0.0% of residents lived in urban areas, while 100.0% lived in rural areas.

There were 558 households in Lake Dalecarlia, of which 20.3% had children under the age of 18 living in them. Of all households, 57.3% were married-couple households, 20.3% were households with a male householder and no spouse or partner present, and 15.8% were households with a female householder and no spouse or partner present. About 27.8% of all households were made up of individuals and 15.3% had someone living alone who was 65 years of age or older.

There were 635 housing units, of which 12.1% were vacant. The homeowner vacancy rate was 1.1% and the rental vacancy rate was 4.7%.

===2000 census===
At the 2000 census, there were 1,285 people, 506 households and 363 families residing in the CDP. The population density was 904.7 /sqmi. There were 571 housing units at an average density of 402.0 /sqmi. The racial make-up of the CDP was 98.21% White, 0.39% African American, 0.39% Native American, 0.08% Asian, 0.16% from other races and 0.78% from two or more races. Hispanic or Latino of any race were 2.33% of the population.

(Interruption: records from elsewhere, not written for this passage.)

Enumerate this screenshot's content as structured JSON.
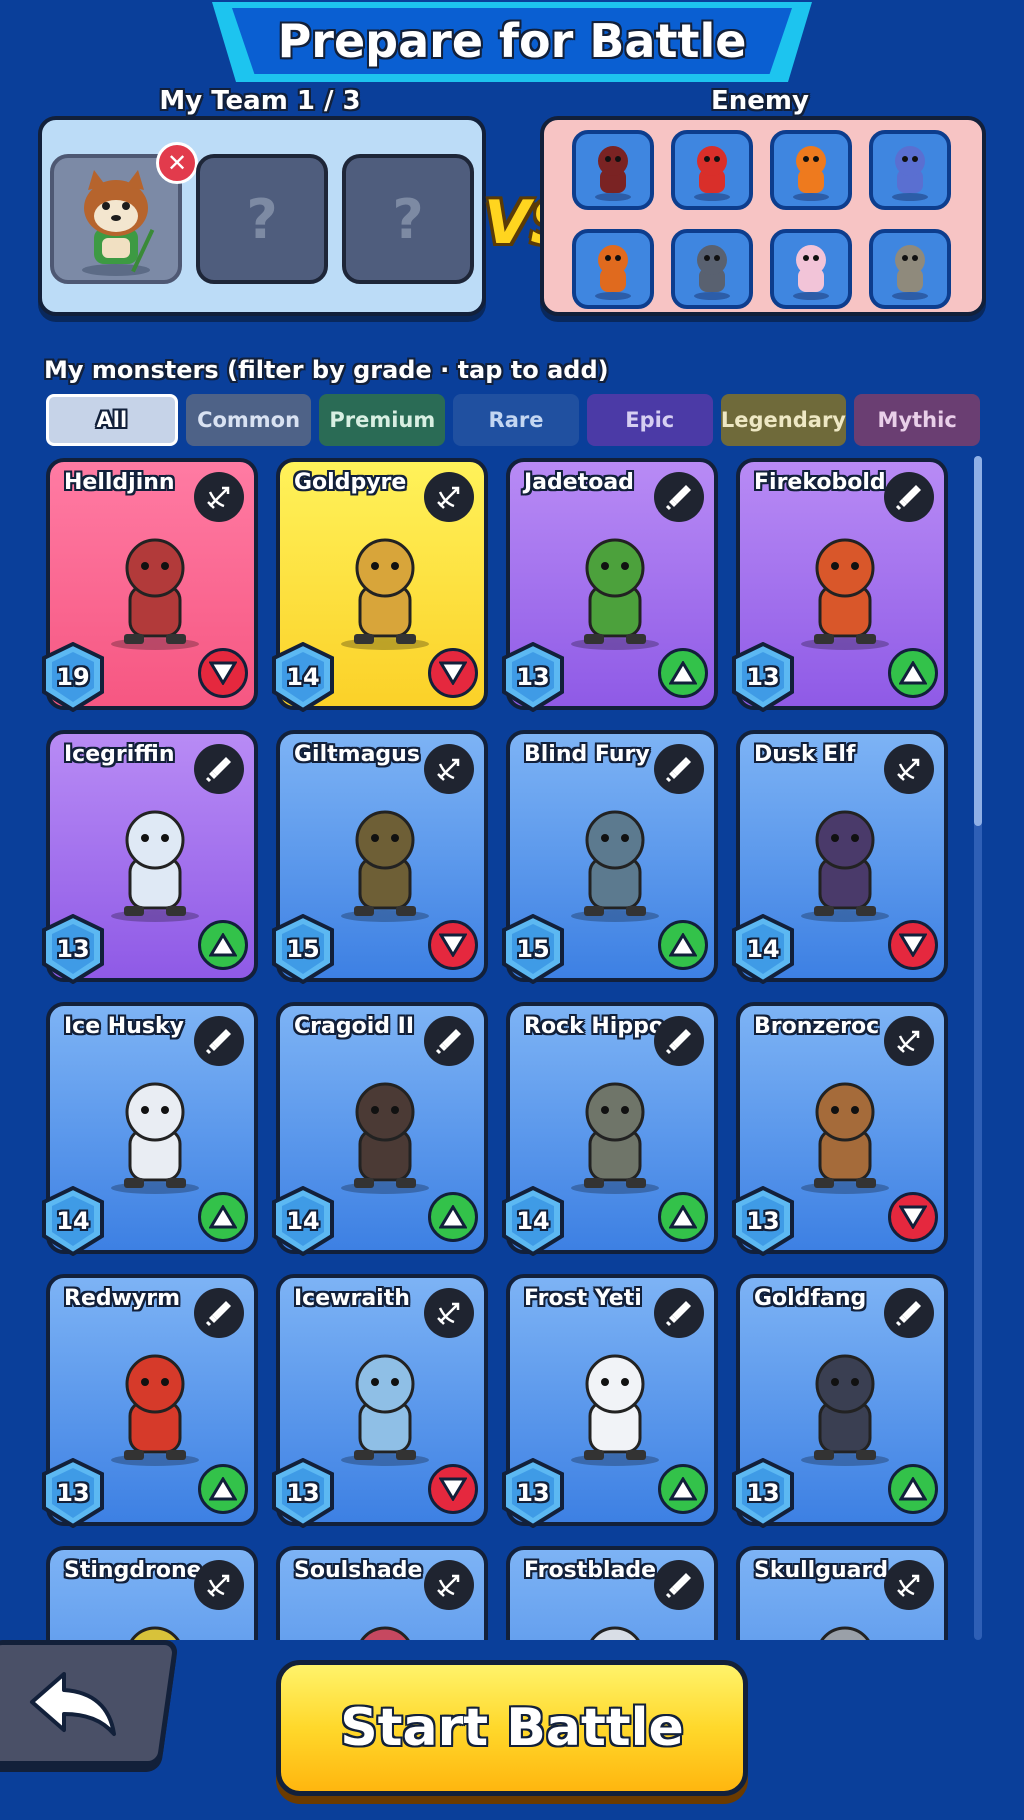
{
  "title": "Prepare for Battle",
  "team": {
    "label": "My Team  1 / 3",
    "slots": [
      {
        "state": "filled",
        "icon": "red-panda-monk"
      },
      {
        "state": "empty",
        "placeholder": "?"
      },
      {
        "state": "empty",
        "placeholder": "?"
      }
    ],
    "remove_icon": "close-icon"
  },
  "vs_label": "VS",
  "enemy": {
    "label": "Enemy",
    "icons": [
      "ninja",
      "red-dragon",
      "orange-lizard",
      "blue-fire-demon",
      "orange-spiky-warrior",
      "skull-knight",
      "white-hair-girl",
      "stone-golem"
    ]
  },
  "monsters_label": "My monsters (filter by grade · tap to add)",
  "filters": [
    {
      "label": "All",
      "selected": true,
      "bg": "#c6d3e8",
      "border": "#ffffff",
      "color": "#ffffff"
    },
    {
      "label": "Common",
      "bg": "#4e6287",
      "color": "#d9e2f2"
    },
    {
      "label": "Premium",
      "bg": "#2a6b55",
      "color": "#d8efe2"
    },
    {
      "label": "Rare",
      "bg": "#2050a0",
      "color": "#c3d6f2"
    },
    {
      "label": "Epic",
      "bg": "#4b3aa6",
      "color": "#d6cff2"
    },
    {
      "label": "Legendary",
      "bg": "#6f6a3a",
      "color": "#eee8c4"
    },
    {
      "label": "Mythic",
      "bg": "#6a3e72",
      "color": "#e9cfe9"
    }
  ],
  "monsters": [
    {
      "name": "Helldjinn",
      "level": "19",
      "trend": "down",
      "role": "ranged",
      "grade": "mythic"
    },
    {
      "name": "Goldpyre",
      "level": "14",
      "trend": "down",
      "role": "ranged",
      "grade": "legendary"
    },
    {
      "name": "Jadetoad",
      "level": "13",
      "trend": "up",
      "role": "melee",
      "grade": "epic"
    },
    {
      "name": "Firekobold",
      "level": "13",
      "trend": "up",
      "role": "melee",
      "grade": "epic"
    },
    {
      "name": "Icegriffin",
      "level": "13",
      "trend": "up",
      "role": "melee",
      "grade": "epic"
    },
    {
      "name": "Giltmagus",
      "level": "15",
      "trend": "down",
      "role": "ranged",
      "grade": "rare"
    },
    {
      "name": "Blind Fury",
      "level": "15",
      "trend": "up",
      "role": "melee",
      "grade": "rare"
    },
    {
      "name": "Dusk Elf",
      "level": "14",
      "trend": "down",
      "role": "ranged",
      "grade": "rare"
    },
    {
      "name": "Ice Husky",
      "level": "14",
      "trend": "up",
      "role": "melee",
      "grade": "rare"
    },
    {
      "name": "Cragoid II",
      "level": "14",
      "trend": "up",
      "role": "melee",
      "grade": "rare"
    },
    {
      "name": "Rock Hippo",
      "level": "14",
      "trend": "up",
      "role": "melee",
      "grade": "rare"
    },
    {
      "name": "Bronzeroc",
      "level": "13",
      "trend": "down",
      "role": "ranged",
      "grade": "rare"
    },
    {
      "name": "Redwyrm",
      "level": "13",
      "trend": "up",
      "role": "melee",
      "grade": "rare"
    },
    {
      "name": "Icewraith",
      "level": "13",
      "trend": "down",
      "role": "ranged",
      "grade": "rare"
    },
    {
      "name": "Frost Yeti",
      "level": "13",
      "trend": "up",
      "role": "melee",
      "grade": "rare"
    },
    {
      "name": "Goldfang",
      "level": "13",
      "trend": "up",
      "role": "melee",
      "grade": "rare"
    },
    {
      "name": "Stingdrone",
      "level": "",
      "trend": "",
      "role": "ranged",
      "grade": "rare"
    },
    {
      "name": "Soulshade",
      "level": "",
      "trend": "",
      "role": "ranged",
      "grade": "rare"
    },
    {
      "name": "Frostblade",
      "level": "",
      "trend": "",
      "role": "melee",
      "grade": "rare"
    },
    {
      "name": "Skullguard",
      "level": "",
      "trend": "",
      "role": "ranged",
      "grade": "rare"
    }
  ],
  "grade_colors": {
    "mythic": [
      "#ff7ba3",
      "#f65782"
    ],
    "legendary": [
      "#fff25a",
      "#fbd128"
    ],
    "epic": [
      "#b88bf5",
      "#8f5ae6"
    ],
    "rare": [
      "#7db3f5",
      "#3d80e3"
    ]
  },
  "buttons": {
    "back_icon": "back-arrow-icon",
    "start_label": "Start Battle"
  }
}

There were 506 households, of which 28.9% had children under the age of 18 living with them, 62.6% were married couples living together, 5.9% had a female householder with no husband present and 28.1% were non-families. 23.3% of all households were made up of individuals, and 8.7% had someone living alone who was 65 years of age or older. The average household size was 2.54 and the average family size was 3.02.

22.8% of the population were under the age of 18, 7.9% from 18 to 24, 27.8% from 25 to 44, 28.5% from 45 to 64 and 13.0% were 65 years of age or older. The median age was 39 years. For every 100 females, there were 100.2 males. For every 100 females age 18 and over, there were 96.8 males.

The median household income was $52,454 and the median family income was $54,297. Males had a median income of $44,659 and females $21,250. The per capita income was $25,068. About 1.9% of families and 4.1% of the population were below the poverty line, including 5.0% of those under age 18 and 6.1% of those age 65 or over.